When Brigadier Jagdish Singh stepped inside the living room, he could see nothing. The odour that emanated from the two humans that lived in the closed space for six months, the curtains drawn, the furniture covered with sheets, was too much to bear.
He lived upstairs with his wife. The couple who moved to Sector 29 in 1999 had known the family. They had even attended the brother's wedding in 2007 when the sisters had come to invite them with a packet of sweets and a card.
“We sensed something was wrong when they stopped putting out the garbage about the month ago. The house always remained dark. We didn't know the electricity had been cut off. We assumed they were saving on the bills,” Poonam Singh said.
A few of months ago, the couple had alerted Col. Sharma, who in turn sent a guard to check on the sisters.
Then the police was called in February.
They came to the door that led into a living grave of sorts and knocked. No answer. They went back. The next day when they returned, a frail voice answered from the darkness “We are fine. Please go away.”
The door shut again.
A couple of times Dr. MJU Khan's wife had attempted to gain access into their lives that remained a mystery to the neighbors. Sonali, who used to work as a store manager in a complex in Sector 63, had quit in 2008. They lived quietly, seldom going out.
“They had imprisoned themselves two years ago,” Bigadier Jagdish Singh said. “They hardly spoke to anyone. Nobody came to their house.”
Poonam Singh tried calling the landline a couple of times to check but nobody answered the calls.
In the neighborhood, where mostly former army officials live, not many know each other. Consumed by their own routines, their television sets drowning out the other human voices, they could never predict that it would come to this. Till the time, they spotted the delivery man carrying the supplies upstairs, they knew the sisters were alive. Beyond that, they gave them their privacy.

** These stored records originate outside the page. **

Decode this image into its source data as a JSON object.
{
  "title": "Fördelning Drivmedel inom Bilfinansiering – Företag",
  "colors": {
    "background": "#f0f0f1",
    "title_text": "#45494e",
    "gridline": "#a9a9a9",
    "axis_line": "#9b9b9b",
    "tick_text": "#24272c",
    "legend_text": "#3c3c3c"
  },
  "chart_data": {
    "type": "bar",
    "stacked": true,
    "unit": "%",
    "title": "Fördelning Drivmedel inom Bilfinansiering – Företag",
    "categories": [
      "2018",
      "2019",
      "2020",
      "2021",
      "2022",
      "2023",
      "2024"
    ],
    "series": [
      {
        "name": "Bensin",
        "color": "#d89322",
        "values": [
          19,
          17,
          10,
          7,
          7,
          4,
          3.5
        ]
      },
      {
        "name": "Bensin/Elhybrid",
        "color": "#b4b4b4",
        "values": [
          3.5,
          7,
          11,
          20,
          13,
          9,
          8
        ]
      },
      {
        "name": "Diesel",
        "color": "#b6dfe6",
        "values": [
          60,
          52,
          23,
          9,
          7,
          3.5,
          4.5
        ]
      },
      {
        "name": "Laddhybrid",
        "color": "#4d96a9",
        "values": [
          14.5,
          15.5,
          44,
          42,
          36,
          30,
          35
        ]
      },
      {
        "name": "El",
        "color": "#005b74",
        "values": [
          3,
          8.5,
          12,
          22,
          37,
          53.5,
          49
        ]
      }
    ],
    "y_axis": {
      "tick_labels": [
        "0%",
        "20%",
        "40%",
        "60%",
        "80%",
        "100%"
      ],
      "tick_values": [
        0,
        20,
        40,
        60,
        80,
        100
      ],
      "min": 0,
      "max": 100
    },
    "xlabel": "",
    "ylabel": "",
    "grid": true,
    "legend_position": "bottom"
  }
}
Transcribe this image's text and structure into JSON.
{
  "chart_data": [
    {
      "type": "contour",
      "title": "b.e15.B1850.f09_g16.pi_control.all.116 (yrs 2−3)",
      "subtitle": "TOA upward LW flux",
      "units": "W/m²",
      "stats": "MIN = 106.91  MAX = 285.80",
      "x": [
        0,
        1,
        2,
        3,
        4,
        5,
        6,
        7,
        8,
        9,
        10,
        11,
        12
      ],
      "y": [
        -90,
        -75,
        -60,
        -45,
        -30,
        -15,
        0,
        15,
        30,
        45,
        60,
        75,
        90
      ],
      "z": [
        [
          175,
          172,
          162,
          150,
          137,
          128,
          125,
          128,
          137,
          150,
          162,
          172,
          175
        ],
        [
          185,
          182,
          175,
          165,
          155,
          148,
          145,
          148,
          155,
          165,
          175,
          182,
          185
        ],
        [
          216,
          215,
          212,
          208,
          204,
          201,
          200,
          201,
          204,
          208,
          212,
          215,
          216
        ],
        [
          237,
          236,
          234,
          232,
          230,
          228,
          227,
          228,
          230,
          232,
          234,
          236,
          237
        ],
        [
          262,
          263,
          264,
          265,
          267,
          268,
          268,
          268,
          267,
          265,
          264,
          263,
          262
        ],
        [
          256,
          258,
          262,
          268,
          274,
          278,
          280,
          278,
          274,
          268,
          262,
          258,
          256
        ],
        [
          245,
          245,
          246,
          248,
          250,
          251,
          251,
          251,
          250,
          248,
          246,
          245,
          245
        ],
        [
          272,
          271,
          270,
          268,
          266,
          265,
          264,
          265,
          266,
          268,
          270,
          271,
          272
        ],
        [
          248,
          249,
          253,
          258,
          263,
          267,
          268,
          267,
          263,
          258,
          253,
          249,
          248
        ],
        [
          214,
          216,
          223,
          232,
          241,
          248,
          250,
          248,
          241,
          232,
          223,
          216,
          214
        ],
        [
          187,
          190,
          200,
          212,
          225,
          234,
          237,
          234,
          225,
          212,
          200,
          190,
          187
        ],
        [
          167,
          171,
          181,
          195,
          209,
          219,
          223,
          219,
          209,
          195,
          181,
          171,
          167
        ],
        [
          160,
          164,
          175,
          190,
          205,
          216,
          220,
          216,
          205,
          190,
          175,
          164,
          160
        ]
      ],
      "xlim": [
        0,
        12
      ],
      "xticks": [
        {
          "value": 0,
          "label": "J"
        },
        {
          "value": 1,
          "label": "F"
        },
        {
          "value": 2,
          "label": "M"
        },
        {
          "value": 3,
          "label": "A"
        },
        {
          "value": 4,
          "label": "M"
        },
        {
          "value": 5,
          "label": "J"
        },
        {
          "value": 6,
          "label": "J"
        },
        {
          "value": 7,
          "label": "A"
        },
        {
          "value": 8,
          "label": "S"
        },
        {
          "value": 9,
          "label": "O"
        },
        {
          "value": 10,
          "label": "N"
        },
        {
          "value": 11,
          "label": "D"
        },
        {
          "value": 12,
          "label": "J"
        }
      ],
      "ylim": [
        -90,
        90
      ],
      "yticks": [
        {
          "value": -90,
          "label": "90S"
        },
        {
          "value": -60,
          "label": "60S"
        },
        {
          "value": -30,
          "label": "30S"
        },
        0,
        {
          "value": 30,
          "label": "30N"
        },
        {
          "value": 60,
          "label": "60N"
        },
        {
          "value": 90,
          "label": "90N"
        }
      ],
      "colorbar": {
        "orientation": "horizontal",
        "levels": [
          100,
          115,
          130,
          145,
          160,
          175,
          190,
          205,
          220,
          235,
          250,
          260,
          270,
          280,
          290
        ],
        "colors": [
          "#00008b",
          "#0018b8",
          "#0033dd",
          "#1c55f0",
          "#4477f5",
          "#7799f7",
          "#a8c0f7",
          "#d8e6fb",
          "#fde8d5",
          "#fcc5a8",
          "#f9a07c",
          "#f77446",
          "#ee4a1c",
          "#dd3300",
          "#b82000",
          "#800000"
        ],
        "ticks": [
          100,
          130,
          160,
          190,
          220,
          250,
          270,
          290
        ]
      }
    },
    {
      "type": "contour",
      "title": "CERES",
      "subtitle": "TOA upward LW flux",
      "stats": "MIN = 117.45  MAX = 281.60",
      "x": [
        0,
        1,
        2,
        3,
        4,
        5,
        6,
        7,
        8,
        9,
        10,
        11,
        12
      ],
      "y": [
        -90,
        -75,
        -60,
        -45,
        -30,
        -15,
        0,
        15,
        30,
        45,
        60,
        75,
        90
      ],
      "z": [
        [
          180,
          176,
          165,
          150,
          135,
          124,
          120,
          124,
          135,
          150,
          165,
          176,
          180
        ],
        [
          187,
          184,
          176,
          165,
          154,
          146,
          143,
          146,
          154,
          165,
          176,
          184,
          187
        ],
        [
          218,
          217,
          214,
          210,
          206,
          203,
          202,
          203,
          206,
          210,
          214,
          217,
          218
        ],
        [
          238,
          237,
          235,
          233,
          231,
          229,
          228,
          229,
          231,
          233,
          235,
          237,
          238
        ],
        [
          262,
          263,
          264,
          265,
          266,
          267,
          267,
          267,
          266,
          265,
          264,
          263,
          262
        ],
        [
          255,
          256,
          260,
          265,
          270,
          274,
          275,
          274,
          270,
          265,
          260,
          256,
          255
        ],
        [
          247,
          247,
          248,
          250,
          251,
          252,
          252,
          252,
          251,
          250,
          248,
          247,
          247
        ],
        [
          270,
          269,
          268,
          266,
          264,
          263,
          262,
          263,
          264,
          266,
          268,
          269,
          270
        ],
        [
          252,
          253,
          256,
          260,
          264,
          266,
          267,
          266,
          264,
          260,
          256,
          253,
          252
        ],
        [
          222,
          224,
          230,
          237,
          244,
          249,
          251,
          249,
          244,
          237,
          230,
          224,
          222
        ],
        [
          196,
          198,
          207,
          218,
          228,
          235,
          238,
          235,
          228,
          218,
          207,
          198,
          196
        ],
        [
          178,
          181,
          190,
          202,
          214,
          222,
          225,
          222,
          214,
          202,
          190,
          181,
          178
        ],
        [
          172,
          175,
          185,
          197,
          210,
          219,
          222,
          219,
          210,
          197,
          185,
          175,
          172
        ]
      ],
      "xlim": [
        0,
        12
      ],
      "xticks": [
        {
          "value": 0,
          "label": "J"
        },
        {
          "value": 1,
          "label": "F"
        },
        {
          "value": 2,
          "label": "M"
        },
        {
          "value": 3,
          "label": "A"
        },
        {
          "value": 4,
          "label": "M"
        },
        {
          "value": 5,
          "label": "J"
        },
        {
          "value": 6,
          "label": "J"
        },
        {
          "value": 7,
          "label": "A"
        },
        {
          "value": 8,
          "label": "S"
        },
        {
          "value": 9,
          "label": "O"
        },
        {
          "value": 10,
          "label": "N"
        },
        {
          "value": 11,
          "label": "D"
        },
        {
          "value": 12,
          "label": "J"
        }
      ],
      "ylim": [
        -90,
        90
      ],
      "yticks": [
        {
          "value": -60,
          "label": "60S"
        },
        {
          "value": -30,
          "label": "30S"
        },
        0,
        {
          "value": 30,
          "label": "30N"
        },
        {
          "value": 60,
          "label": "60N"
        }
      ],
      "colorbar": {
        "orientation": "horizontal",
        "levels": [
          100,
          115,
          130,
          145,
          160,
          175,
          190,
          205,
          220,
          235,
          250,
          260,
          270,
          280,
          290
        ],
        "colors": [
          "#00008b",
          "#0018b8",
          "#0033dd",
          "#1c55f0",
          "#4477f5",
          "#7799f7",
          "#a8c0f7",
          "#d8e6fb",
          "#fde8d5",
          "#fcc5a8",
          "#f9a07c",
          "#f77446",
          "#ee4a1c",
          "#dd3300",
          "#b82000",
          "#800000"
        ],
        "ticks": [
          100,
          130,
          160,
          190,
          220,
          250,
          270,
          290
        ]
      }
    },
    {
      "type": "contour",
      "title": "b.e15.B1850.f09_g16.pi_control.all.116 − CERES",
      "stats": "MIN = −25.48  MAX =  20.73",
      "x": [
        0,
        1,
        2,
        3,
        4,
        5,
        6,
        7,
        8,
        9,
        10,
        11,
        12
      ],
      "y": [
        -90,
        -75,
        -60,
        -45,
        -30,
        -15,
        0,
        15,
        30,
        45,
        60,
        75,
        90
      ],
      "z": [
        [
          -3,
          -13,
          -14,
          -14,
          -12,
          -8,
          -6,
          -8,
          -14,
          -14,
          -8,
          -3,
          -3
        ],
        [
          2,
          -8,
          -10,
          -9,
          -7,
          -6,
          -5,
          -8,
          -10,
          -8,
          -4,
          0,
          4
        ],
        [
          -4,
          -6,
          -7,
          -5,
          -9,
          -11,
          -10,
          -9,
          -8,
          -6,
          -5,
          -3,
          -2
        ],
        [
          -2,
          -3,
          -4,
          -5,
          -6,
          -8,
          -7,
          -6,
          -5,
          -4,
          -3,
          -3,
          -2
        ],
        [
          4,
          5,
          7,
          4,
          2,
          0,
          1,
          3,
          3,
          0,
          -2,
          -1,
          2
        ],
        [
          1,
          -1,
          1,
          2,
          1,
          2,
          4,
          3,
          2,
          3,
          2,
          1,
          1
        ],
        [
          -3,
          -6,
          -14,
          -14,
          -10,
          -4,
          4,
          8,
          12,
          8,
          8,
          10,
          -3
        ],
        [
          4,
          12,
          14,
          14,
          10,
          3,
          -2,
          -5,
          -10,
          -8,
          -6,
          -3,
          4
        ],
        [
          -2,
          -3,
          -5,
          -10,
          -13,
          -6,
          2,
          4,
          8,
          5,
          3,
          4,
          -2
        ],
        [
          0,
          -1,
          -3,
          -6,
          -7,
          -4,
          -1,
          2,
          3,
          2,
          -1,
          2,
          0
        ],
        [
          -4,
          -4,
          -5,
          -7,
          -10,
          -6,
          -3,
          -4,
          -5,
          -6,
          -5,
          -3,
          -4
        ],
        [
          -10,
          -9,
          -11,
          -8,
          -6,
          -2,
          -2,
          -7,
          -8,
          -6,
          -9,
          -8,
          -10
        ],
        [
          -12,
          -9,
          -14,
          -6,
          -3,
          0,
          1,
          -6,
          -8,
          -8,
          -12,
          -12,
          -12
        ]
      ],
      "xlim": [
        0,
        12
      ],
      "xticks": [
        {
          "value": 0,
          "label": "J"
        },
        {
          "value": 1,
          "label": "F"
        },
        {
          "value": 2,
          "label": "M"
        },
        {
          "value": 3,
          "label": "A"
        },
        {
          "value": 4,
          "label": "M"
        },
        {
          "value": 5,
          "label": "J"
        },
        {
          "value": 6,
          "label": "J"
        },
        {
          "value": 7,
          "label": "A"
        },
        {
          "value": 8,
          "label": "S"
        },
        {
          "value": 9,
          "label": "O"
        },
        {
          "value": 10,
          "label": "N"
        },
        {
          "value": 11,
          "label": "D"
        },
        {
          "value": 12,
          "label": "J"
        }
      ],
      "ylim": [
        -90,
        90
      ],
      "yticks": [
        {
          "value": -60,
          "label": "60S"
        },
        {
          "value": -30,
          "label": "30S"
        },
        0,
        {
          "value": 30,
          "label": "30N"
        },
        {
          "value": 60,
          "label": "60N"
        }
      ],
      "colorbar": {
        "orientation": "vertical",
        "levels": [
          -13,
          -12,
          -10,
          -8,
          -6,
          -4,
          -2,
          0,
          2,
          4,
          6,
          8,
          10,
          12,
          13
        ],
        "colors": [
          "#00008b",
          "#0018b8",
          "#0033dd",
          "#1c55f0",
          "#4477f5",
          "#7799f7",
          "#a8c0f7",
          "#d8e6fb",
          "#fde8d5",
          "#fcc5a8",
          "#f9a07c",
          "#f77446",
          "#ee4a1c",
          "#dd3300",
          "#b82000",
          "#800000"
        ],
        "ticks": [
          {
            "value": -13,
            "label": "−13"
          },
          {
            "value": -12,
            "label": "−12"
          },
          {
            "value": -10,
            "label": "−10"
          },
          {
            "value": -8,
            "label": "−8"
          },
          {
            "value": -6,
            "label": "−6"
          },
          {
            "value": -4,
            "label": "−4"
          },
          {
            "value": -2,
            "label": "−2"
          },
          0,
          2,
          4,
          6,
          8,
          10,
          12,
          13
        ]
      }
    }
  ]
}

On one of the windows, the bees had started to make their home. The dust had accumulated in layers.
Nobody hung out any clothes to dry on the terrace that looked out on the main road.
Isolated in their time warp, the younger sister had once asked a neighbor what time it was. Again through an opening in the door.
A doctor who has been monitoring Sonali said she spoke about negative energy that had crept into their lives after their mother died in 1995.
“She said they were feeling insecure,” the doctor said. “She is delusional but she is relevant at times.”
Anuradha gave into depression much earlier. Once the brother moved out with his wife, the elder sister became quiet. Then they lost their family dog Chhoti six months ago.
The vacuum in their lives was spreading, consuming them.
They stopped taking calls, abandoning the world, shutting themselves in. The losses kept piling, and finally the debris of their lives claimed one of them.
2 comments:
Wow, powerful stuff. Keep up the great writing.
thanks chinelo. how have you been? how are things in nigeria?